Ruang hampa.
Eliza melangkah keluar dari kamarnya, menyusuri koridor rumah yang luas dengan langkah pelan. Sepanjang perjalanan, matanya menjelajah setiap sudut, memandangi barang-barang mewah yang tampaknya tidak pernah kekurangan. Langit-langit tinggi dengan lampu kristal berkilauan, sofa kulit yang diposisikan sempurna di ruang tamu, dan hiasan dinding yang tampak seperti lukisan mahal semuanya menciptakan suasana kemewahan yang megah.
Namun di balik semua itu, Eliza merasakan kehampaan yang menyakitkan.

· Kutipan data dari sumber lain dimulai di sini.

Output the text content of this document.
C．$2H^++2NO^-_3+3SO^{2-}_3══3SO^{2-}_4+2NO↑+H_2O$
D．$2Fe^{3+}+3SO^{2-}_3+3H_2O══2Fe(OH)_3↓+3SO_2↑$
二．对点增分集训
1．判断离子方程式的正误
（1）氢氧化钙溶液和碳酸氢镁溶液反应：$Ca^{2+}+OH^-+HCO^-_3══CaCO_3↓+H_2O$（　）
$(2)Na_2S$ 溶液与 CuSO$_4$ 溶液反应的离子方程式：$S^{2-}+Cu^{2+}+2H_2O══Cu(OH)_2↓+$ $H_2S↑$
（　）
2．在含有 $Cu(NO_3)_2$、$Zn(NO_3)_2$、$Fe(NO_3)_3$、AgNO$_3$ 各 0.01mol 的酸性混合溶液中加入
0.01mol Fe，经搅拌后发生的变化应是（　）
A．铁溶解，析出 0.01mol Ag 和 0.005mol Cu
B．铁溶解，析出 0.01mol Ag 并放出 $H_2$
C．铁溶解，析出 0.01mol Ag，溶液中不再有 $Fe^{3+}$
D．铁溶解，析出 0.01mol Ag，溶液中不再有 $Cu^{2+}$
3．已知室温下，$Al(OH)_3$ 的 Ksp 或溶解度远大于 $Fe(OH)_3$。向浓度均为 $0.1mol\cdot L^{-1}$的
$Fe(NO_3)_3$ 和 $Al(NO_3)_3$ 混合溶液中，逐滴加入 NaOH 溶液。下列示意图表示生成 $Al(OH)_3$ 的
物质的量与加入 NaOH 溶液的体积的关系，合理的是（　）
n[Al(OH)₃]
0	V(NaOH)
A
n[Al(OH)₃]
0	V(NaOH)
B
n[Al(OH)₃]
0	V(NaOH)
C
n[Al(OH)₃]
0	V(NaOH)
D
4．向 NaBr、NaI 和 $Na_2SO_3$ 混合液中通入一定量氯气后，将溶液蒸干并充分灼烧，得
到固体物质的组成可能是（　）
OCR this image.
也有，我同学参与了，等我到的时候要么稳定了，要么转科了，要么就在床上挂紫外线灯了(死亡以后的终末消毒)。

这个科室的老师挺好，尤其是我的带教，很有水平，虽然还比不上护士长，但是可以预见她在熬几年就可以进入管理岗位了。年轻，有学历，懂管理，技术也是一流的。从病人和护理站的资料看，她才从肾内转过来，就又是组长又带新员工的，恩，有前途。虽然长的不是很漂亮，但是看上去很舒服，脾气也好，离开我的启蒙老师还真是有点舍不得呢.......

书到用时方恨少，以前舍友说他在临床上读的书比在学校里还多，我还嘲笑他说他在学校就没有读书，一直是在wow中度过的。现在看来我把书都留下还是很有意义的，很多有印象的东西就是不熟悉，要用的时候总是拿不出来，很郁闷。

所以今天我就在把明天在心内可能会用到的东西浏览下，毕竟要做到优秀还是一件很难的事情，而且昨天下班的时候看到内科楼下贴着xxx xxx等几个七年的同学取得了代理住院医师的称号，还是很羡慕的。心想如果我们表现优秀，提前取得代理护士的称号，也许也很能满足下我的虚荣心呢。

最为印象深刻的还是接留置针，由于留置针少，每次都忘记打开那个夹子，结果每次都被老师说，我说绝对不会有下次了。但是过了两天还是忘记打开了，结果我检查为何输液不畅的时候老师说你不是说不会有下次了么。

Segalanya begitu berlebihan, tapi entah kenapa tidak ada yang benar-benar terasa berarti. Rumah ini mungkin dipenuhi dengan kemewahan, tapi kosong dari sesuatu yang jauh lebih penting—kehidupan.
Saat Eliza mencapai ruang keluarga, matanya tertuju pada deretan foto yang terpajang dengan bangga di atas perapian. Potret keluarga yang diambil dalam berbagai kesempatan, menampilkan wajah-wajah yang tampak bahagia. Diego dan Gloria ada di sebagian besar foto, begitu pula beberapa anggota keluarga lainnya. Tapi tidak satupun dari foto-foto itu yang menampilkan dirinya. Eliza tidak ada di sana. Seolah dia tak pernah menjadi bagian dari kehidupan yang terabadikan di bingkai-bingkai mahal itu.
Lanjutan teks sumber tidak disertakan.